Inconformado, o MP interpôs recurso de tal decisão, extraindo da motivação as seguintes conclusões (transcrição):

“1ª – O objecto do recurso circunscreve-se à decisão de suspender a execução da pena de três anos e seis meses de prisão aplicada ao arguido;

2ª – Contra o arguido sobrelevam a expressiva quantidade das substâncias estupefacientes detidas (que levou o tribunal a alcandorar a ilicitude e a gravidade do facto a um “patamar relevante”), as quatro condenações penais em outros tantos processos já sofridas em momento anterior ao da prática dos factos (uma em pena de multa, duas em pena de prisão com execução suspensa e outra em pena de prisão efectiva, esta pela prática do mesmo crime), o cometimento posterior de novo ilícito criminal (pelo qual foi entretanto condenado) e a personalidade que assim se revela (desajustada de normas jurídicas que tutelam bens jurídicos de diversa natureza e pouco moldável pelo juízo de censura inerente às condenações já enfrentadas e até por pena de prisão já cumprida pela prática de crime da mesma natureza);

3ª – São consabidamente prementes as exigências de prevenção geral do crime de tráfico de estupefacientes;

4ª – As necessidades de prevenção especial, que o próprio acórdão qualifica como “relevantes”, revelam-se efectivamente acentuadas em função dos antecedentes criminais do arguido, da sua ligação duradoura ao consumo de canábis e da falta de evidências de uma interiorização sem reservas do desvalor da sua conduta;

5ª – Tanto quanto se afigura, o tribunal elegeu como critério preponderante da opção pela suspensão da execução da pena de prisão o que designou de “actual grau de enquadramento sócio-familiar” do arguido;

6ª – Porém, dos factos julgados provados decorre que à data do cometimento do crime em apreço o arguido já beneficiava de similar(e adequado) enquadramento familiar – factor à partida de protecção, mas que, no caso, não constituiu suficiente contra-peso à prática delituosa;

7ª – Por outro lado, a inserção social exprime-se no cumprimento das regras da vida em sociedade, das quais as que tutelam bens penalmente protegidos representam o expoente máximo, sendo certo que, após a prática dos factos objecto dos presentes autos (por força dos quais foi inclusivamente detido e sujeito a primeiro interrogatório judicial), o arguido incorreu, já no corrente ano de 2022, em novo ilícito penal;

8ª – Na verdade, as circunstâncias do crime cometido, as condições da vida do arguido, a sua conduta anterior e posterior ao ilícito em apreço e a personalidade assim revelada não suportam a formulação de um juízo de prognose favorável sobre o seu comportamento futuro, nem autorizam a conclusão de que a simples censura do facto e a ameaça da prisão – ainda que acompanhadas da imposição de regime de prova – realizam de forma adequada e suficiente as finalidades da punição: protecção de bens jurídicos e reintegração do agente na sociedade;

9ª – Por conseguinte, ao suspender a execução da pena de prisão aplicada ao arguido o acórdão recorrido violou, por erro de interpretação e aplicação ao caso concreto, a norma constante do nº 1 do artº 50º do C.P.;

10ª – Interpretando-a e aplicando-a no sentido de que, perante a personalidade do arguido, as condições da sua vida, a sua conduta anterior e posterior ao crime e as circunstâncias deste (que emergem dos factos julgados provados), a simples censura do facto e a ameaça da prisão realizam de forma adequada e suficiente as finalidades da punição, quando a deveria ter interpretado no sentido contrário e rejeitado a sua aplicação no caso concreto.”

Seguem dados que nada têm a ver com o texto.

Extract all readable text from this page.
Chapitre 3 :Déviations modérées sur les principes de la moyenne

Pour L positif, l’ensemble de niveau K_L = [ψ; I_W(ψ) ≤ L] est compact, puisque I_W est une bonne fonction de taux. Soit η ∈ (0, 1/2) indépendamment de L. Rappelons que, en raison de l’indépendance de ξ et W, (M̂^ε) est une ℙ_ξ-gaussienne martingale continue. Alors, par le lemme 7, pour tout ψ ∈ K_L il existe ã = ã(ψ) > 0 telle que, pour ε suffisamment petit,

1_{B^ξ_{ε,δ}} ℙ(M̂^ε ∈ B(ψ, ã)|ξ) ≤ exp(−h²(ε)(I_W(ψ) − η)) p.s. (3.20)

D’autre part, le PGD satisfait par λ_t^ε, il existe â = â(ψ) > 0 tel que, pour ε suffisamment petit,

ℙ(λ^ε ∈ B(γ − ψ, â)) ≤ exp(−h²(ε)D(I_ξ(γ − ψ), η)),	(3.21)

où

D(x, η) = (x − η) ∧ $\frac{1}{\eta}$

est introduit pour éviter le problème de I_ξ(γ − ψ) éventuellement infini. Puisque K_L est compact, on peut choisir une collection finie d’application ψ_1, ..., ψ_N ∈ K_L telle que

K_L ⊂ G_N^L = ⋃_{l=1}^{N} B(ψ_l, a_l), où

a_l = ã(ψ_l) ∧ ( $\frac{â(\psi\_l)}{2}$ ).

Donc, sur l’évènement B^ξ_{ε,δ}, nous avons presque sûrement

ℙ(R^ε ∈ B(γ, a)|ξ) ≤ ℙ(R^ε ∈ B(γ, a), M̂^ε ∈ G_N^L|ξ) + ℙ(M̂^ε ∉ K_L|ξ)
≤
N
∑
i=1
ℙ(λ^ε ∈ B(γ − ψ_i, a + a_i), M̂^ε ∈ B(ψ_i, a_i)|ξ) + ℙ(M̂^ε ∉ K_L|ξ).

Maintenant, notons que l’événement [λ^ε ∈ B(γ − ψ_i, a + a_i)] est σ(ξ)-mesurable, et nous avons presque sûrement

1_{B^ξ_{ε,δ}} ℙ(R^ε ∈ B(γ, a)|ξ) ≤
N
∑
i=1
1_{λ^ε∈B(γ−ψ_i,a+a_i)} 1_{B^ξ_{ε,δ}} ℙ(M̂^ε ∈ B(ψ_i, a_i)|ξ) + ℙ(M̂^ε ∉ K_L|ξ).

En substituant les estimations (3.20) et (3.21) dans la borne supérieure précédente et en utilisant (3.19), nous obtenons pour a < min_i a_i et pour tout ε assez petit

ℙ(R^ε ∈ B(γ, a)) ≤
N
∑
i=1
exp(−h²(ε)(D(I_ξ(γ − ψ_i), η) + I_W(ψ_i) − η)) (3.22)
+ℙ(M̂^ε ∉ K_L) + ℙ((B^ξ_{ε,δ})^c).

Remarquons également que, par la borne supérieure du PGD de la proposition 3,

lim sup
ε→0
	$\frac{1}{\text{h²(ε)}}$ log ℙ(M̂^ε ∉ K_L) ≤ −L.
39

Pugnando, em síntese, pelo seguinte:

“Termos em que deverá o presente recurso merecer provimento e ser o douto acórdão recorrido revogado, na parte em que suspendeu a execução da pena de prisão aplicada ao arguido, determinando-se, em consequência, o cumprimento efectivo dessa pena.”

O recurso foi admitido.

O arguido respondeu ao recurso nos termos que, em síntese, se expõem:

“A) O Ministério Público não se conformando com o Douto Acórdão proferido pelo Douto Tribunal a quo, apenas e somente na parte da decisão de suspender a execução da pena de três anos e seis meses de prisão aplicada ao Arguido, apresentou o presente recurso.

B) O âmbito do recurso é dado pelas conclusões extraídas pelo recorrente da respectiva motivação, sem prejuízo do dever de conhecimento oficioso de certos vícios ou nulidades, designadamente dos vícios indicados no artº 410 nº 2 do CPP, tal como resulta das disposições conjugadas dos artsº 4 do CPP, 684 nº 3 e 690 nº 1 ambos do CPC;

C) Grosso modo, as conclusões permitem que o Tribunal “ad quem” possa conhecer as razões de discrepância e discordância do recorrente em relação à decisão recorrida.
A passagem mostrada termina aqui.